AS CORRIDAS DOS CARROS DE SPORT

Como foi dito anteriormente, a Ferrari venceu o Campeonato Mundial de Construtores de Carros de Sport, com o 375MM e com o 750 Monza, o novo modelo com motor de quatro cilindros em linha.

Os pilotos eram os mesmos que pilotavam os monolugares: Farina, Maglioli, Gonzalez, Trintignant e Hawthorn.

Os carros complementavam-se com os grandes V12 nas competições onde predominava a maior velocidade e os novos 750 Monza onde se tornava necessária uma maior recuperação e agilidade na saída de traçados lentos.

O modelo 375 Mille Miglia, entretanto, tinha evoluído para o 375 Plus. O motor tinha derivado da unidade original de Lampredi com o diâmetro aumentado para lhe dar uma capacidade de cinco litros e uma potência de quase 350 cavalos, capazes de atingir com rapidez os 300 quilómetros hora.

Ficaram conhecidos pelo "monstro" ou pelo "petroleiro" devido ao exorbitante consumo de combustível, definições que Ferrari "considerava originárias da muita raiva porque vencemos".

Com efeito, este carro impôs-se nas 24 Horas de Le Mans, pilotado por Gonzalez e Trintignant. Em certa altura chovia abundantemente e Gonzalez recordava, anos mais tarde, que lhe parecia ter o diabo por companheiro. "E falei-lhe mesmo" dizia.

Com a mesma máquina Umberto Maglioli vencia a V Panamericana México, última edição desta fascinante competição que teve como segundos classificados dois jovens americanos, Phill Hill e Richie Ginther destinados a tornarem-se pilotos oficiais do "Cavallino".

As Mille Miglia, desta vez, tiveram uma actuação negativa com o grave acidente de Nino Farina e a desistência de Paolo e Giannino Marzotto com um 375 MM e de Umbetto Maglioli com um 375 Plus, ambos por avaria.

A honra da família Marzotto bem como a da Ferrari, foi salva por Vittorio Marzotto que se classificou em segundo lugar com um 500 Mondial, carro que se mostrou muito fiável.


NOVOS MODELOS DE SPORT

Para além do 375 Plus, evolução do 375 Mille Miglia, em 1954 deram à luz mais dois modelos de carros de sport, semelhantes no chassis mas com motores diferentes, criados pela extrema versatilidade dos desenhadores e do critério de intercomunicabilidade mecânica.

O modelo 750 Monza, um clássico no seu tipo, com um motor de três litros de cilindrada sobre quatro cilindros precisamente de 750 cm3 cada um, conforme a sigla, era uma máquina simples e robusta, incluindo um posterior passo correspondente ao aumento de cilindrada.

Tinha um quadro refinado, dotado de suspensões independentes e de um eixo traseiro De Dion.

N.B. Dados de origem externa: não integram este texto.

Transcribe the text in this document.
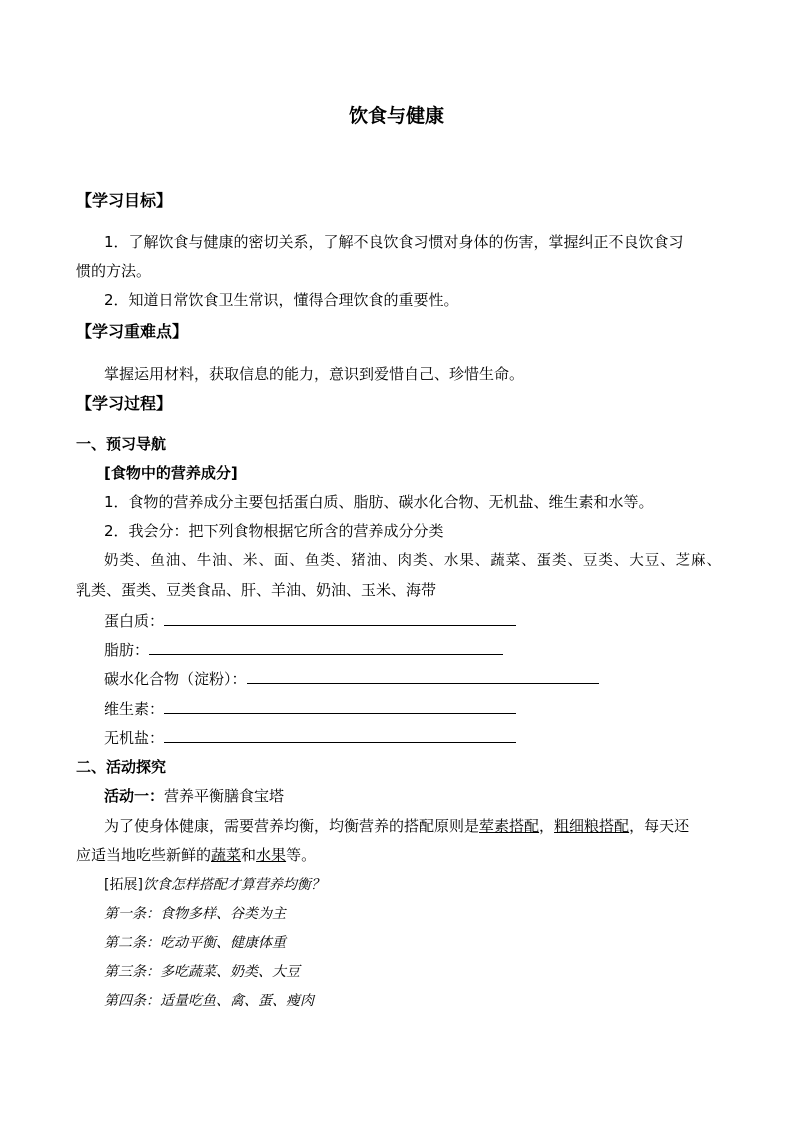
饮食与健康
【学习目标】
1．了解饮食与健康的密切关系，了解不良饮食习惯对身体的伤害，掌握纠正不良饮食习
惯的方法。
2．知道日常饮食卫生常识，懂得合理饮食的重要性。
【学习重难点】
掌握运用材料，获取信息的能力，意识到爱惜自己、珍惜生命。
【学习过程】
一、预习导航
[食物中的营养成分]
1．食物的营养成分主要包括蛋白质、脂肪、碳水化合物、无机盐、维生素和水等。
2．我会分：把下列食物根据它所含的营养成分分类
奶类、鱼油、牛油、米、面、鱼类、猪油、肉类、水果、蔬菜、蛋类、豆类、大豆、芝麻、
乳类、蛋类、豆类食品、肝、羊油、奶油、玉米、海带
蛋白质：
脂肪：
碳水化合物（淀粉）：
维生素：
无机盐：
二、活动探究
活动一：营养平衡膳食宝塔
为了使身体健康，需要营养均衡，均衡营养的搭配原则是荤素搭配，粗细粮搭配，每天还
应适当地吃些新鲜的蔬菜和水果等。
[拓展]饮食怎样搭配才算营养均衡？
第一条：食物多样、谷类为主
第二条：吃动平衡、健康体重
第三条：多吃蔬菜、奶类、大豆
第四条：适量吃鱼、禽、蛋、瘦肉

Para o modelo 250 Monza era utilizado um chassis mais longo, tendo em conta o volumoso e clássico motor V12 com três litros de cilindrada.

Um detalhe interessante é que desta versão foram construídos apenas quatro exemplares, dois com carroçaria Scaglietti e dois com carroçaria Pinin Farina, facilmente reconhecíveis por serem muito diferentes no estilo.


OS MODELOS DE SÉRIE

A produção de modelos de série continuava a aumentar lentamente mas regularmente, tendo em consideração os compromissos desportivos.

Agora, os raros automóveis de grande turismo começavam a aparecer nos concursos de elegância e a vence-los graças aos projectistas das suas carroçarias.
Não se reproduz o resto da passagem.